Policy Renewal Cycle
Example prompt: "Every Monday at 8am, find every policy renewing in the next 60 days. Pull last year's premium and any claims, draft the renewal-terms email to the client, chase at 30 and 14 days, and flag anything still open inside 7 days in #renewals on Slack so it doesn't lapse."
The Problem
A broker's renewal book is a rolling calendar of obligations — the property policy that renews on the 18th, the fleet that lapses end of next month, the cyber that the client thought we had cancelled but had not. The renewal letters, the chase notes, the broker-of-record fights, the last-minute MTA queries — every one of them is on someone's desk somewhere, and the case that bites is the policy that lapsed because the renewal terms covering email sat in drafts over the Easter weekend and the client thought the cover was sorted. The 60-day, 30-day, 14-day rhythm only works if someone is actually walking the calendar every Monday and writing the letters.
How GloriaMundo Solves It
We build a workflow that runs every Monday morning. An integration step reads the Renewals Pipeline sheet and finds every row with a renewal_date in the next 60 days. A code step bands each renewal by days_to_renewal — band 60 (terms send), band 30 (first chase), band 14 (second chase), band 7 (red alert). For each band-60 row, the workflow pulls last year's premium, the claims history from the Claims tab, and any mid-term adjustments from the MTA tab, and an LLM step composes the renewal-terms covering email naming the line of cover, the comparison against last year, and the action the client needs to take. An integration step saves it as a Gmail draft to the client. Bands 30 and 14 draft a chase note. Band 7 fires a #renewals red alert. Every chase is logged with a (policy_id, band) idempotency key so the same band-30 chase does not redraft every Monday for the four weeks it sits in the band. Glass Box preview shows every draft and every alert before any of them reach the client or the office.
Example Workflow Steps
- Trigger (scheduled): Every Monday at 8am.

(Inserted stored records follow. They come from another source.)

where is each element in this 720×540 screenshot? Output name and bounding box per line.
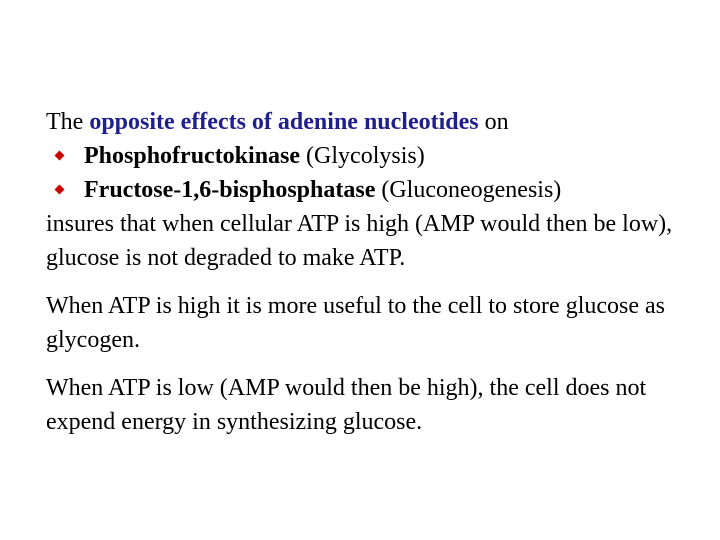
enzyme-list [46,139,696,207]
paragraph-atp-low: When ATP is low (AMP would then be high), the cell does not expend energy in synthesizing glucose. [46,375,647,435]
conclusion-text: insures that when cellular ATP is high (AMP would then be low), glucose is not degraded to make ATP. [46,211,673,271]
pathway-name: (Gluconeogenesis) [375,177,562,203]
paragraph-atp-high: When ATP is high it is more useful to the cell to store glucose as glycogen. [46,293,666,353]
intro-suffix: on [478,109,509,135]
intro-block [46,105,696,275]
intro-prefix: The [46,109,90,135]
diamond-bullet-icon [55,151,65,161]
pathway-name: (Glycolysis) [300,143,425,169]
intro-line [46,105,696,139]
intro-highlight: opposite effects of adenine nucleotides [89,109,479,135]
slide-body [46,105,696,439]
enzyme-name: Phosphofructokinase [84,143,301,169]
list-item [46,139,696,173]
diamond-bullet-icon [55,185,65,195]
enzyme-name: Fructose-1,6-bisphosphatase [84,177,376,203]
list-item [46,173,696,207]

- Step 1 (integration): Read the 'Renewals Pipeline' tab of the broker's Google Sheet, filtered to rows where renewal_date is within the next 60 days and status is not 'Bound' or 'Lost'.
- Step 2 (code): For each row, compute days_to_renewal in calendar days and bucket into a band — 60, 30, 14, or 7.
- Step 3 (code, gate): Dedupe on (policy_id, band) against the 'Renewals Chase Log' tab; a row already logged at this band halts; otherwise write a provisional row with status 'Allocating' before any drafting step.
- Step 4 (integration): For band-60 rows, look up last year's premium and broker's commission from the Policies tab, the claims history from the Claims tab for this client_id, and any mid-term adjustments from the MTA tab. Save the assembled comparison to a Drive doc.
- Step 5 (llm): Compose the renewal-terms email for band 60 — names the line of cover, compares the proposed premium against last year, summarises any claims activity, and asks the client to confirm any changes to the risk before we go to market. For bands 30 and 14, compose a chase note that references the original terms email and asks for the client's decision.
- Step 6 (integration): Save each composed email as a Gmail draft to the client. Persist gmail_draft_link to the provisional Chase Log row.
- Step 7 (conditional + integration): For band-7 rows, post a red alert in #renewals on Slack tagging the account handler, naming the client, the policy number, the renewal date, and a link to the most recent draft. Persist slack_alert_ts to the provisional Chase Log row.
- Step 8 (integration): Post the Monday renewal-pipeline digest in #renewals on Slack — counts by band, the band-7 names called out, and the band-60 list for the account handler's review.
- Step 9 (integration): Flip the provisional Chase Log row's status from 'Allocating' to 'Drafted'.
Integrations Used
- Google Sheets — the Renewals Pipeline, Policies, Claims, MTA, and Chase Log
- Google Drive — the assembled renewal comparison doc per policy
- Google Calendar — the renewal-date events the workflow reads against (optional, if the broker maintains a renewal calendar)
- Gmail — the renewal-terms draft and the chase notes
- Slack — the Monday digest and the band-7 red alerts
Who This Is For
Commercial and SME broker desks running a renewal book in Google Sheets or a similar lightweight system, where the 60-30-14 rhythm depends on a producer or account handler remembering to walk the calendar every Monday and where a missed renewal costs a client relationship as well as the year's commission.
Time & Cost Saved
A producer walking a renewal book of 80 to 150 active policies typically loses Monday morning to pulling the list, looking up last year's premium and claims for the band-60 rows, and writing the renewal-terms emails and chase notes by hand — three to four hours a week, plus the lapse risk on the cases that do not get reached. This workflow puts the drafts and the band-7 red alerts in front of the account handler within minutes of 8am Monday, and Monday morning becomes a 20-minute review pass. The lapse rate on the renewal book drops, and the commission on the cases that previously lapsed pays for the platform several times over.